Bad visibility to sides down. Would rather have F4U or F6F for Pacific -1. I would not consider this a modern fighting aircraft. Poor coordination of control forces and effectiveness, combined with very weak directional stability make it a poor gun platform, and its manueverability rating is so low as to preclude its use in modern combat - 1. As a fighter bomber - good; for fighter sweep-just fair; as escort - poor - 1.

Good due to 1) Twin engine reliability; 2) altitude performance; 3) good accelerated stall; 4) versatility; 5) dive recovery flaps which make prolonged zero lift possible - 1.
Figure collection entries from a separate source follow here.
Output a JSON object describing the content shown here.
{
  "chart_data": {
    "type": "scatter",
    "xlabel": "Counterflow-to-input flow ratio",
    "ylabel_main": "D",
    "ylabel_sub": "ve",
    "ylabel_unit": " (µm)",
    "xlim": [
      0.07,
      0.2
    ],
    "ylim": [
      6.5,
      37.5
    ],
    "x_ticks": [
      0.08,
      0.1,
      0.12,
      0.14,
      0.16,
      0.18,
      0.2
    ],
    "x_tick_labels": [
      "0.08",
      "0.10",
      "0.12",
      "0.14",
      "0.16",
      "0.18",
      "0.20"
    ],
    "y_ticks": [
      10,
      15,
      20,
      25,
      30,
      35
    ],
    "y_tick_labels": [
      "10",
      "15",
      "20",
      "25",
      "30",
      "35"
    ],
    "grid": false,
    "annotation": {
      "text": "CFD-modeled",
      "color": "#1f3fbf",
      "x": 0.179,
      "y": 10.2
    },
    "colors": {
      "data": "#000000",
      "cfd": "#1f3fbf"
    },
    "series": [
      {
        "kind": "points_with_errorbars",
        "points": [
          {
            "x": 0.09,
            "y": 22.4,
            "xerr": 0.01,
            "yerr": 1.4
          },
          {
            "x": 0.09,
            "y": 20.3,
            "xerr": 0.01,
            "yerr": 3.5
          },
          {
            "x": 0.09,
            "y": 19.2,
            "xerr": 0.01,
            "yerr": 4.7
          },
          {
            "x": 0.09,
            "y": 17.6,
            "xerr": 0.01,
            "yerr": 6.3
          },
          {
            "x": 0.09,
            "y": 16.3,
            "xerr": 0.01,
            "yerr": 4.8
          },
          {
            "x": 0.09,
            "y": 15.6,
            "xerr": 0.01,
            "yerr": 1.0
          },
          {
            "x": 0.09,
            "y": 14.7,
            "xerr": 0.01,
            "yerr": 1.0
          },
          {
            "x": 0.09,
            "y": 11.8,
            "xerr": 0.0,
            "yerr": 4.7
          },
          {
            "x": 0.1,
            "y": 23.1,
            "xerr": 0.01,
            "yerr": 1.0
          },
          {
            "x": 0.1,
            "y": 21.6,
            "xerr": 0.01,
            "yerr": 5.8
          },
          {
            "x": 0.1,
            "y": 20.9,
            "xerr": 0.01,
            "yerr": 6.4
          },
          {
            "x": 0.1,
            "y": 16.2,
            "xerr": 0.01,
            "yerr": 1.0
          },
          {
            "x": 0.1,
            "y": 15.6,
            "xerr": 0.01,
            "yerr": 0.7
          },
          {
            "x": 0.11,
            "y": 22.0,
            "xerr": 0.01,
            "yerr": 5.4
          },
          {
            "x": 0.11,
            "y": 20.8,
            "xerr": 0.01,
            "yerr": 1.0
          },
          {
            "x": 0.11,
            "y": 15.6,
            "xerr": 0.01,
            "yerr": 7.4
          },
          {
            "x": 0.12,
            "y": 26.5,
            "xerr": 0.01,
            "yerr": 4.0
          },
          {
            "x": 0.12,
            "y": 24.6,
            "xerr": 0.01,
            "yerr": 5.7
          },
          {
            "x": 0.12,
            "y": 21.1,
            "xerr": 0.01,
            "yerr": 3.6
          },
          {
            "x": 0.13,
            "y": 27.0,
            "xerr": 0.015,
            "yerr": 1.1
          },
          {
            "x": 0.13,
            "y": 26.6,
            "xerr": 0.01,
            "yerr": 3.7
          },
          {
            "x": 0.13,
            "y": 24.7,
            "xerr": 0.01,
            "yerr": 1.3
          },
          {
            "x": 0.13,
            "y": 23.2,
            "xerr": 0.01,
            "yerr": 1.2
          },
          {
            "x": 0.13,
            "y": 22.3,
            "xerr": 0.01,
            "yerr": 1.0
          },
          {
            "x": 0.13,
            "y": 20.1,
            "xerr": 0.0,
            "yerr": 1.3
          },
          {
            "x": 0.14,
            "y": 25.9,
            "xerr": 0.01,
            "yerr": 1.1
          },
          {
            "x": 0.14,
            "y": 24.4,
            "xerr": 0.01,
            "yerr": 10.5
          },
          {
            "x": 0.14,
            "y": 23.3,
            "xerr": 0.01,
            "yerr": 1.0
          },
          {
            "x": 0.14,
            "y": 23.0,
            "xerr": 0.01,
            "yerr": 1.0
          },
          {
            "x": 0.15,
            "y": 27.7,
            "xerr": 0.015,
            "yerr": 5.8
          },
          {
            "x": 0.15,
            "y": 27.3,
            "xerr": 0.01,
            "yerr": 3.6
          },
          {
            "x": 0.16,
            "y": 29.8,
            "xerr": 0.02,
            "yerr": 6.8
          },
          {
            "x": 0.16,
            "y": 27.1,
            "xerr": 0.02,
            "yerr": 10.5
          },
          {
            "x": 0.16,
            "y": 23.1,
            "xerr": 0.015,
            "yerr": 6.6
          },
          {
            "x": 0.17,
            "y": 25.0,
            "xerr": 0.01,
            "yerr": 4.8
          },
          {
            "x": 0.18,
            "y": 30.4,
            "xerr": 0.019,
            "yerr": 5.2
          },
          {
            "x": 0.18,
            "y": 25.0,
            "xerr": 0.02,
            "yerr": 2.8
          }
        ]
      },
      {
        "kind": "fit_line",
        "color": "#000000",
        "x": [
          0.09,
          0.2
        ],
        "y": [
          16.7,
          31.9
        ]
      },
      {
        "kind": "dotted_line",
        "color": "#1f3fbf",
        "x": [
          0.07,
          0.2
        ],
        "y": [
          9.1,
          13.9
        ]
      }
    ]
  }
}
Apart from very queer aelerons, the aircraft is quite pleasant to fly, and would probably make a very good strike fighter. There is, however, an objectionable wobble in bumpy air- 1. An excellent escort fighter. Speed should be sufficient for most present day Jap fighters. View is poor - too many struts in the way. Rudder makes aircraft very hard to manuever on first flight - 1. Too complicated and full of gadgets - would make unserviceability rate very high - 1. Query on maintenance and operational problems with liquid cooled engines in hot climates - 1. Too much mechanical equipment for one man to operate in combat - 1. Record speaks for itself - 1.
 
P. 87

Colonel Garman: "I can speak only for the African theatre and only for a particular type of operation. The P-38 was used at low altitude on many occasions and we found that it was quite vulnerable to ground fire - any type of ground fire, even small arms fire. But other planes also experienced that same ground fore and the radial engines brought the planes home. You can't lay down any hard and fast rule and say the in-line engine is no good at low altitude as far as ground fire is concerned, It all depends on the operation entirely."

Lietenant Colonel Tyler: "We have data which shows that in the entire European theatre the P-47 is much better able to take punishment and return after any sort of mission - either ground attack or any mission which incurs damage. That may be due to the P-47 airplane or due to the air-cooled feature. We don't know which, but it certainly can take it better than other types."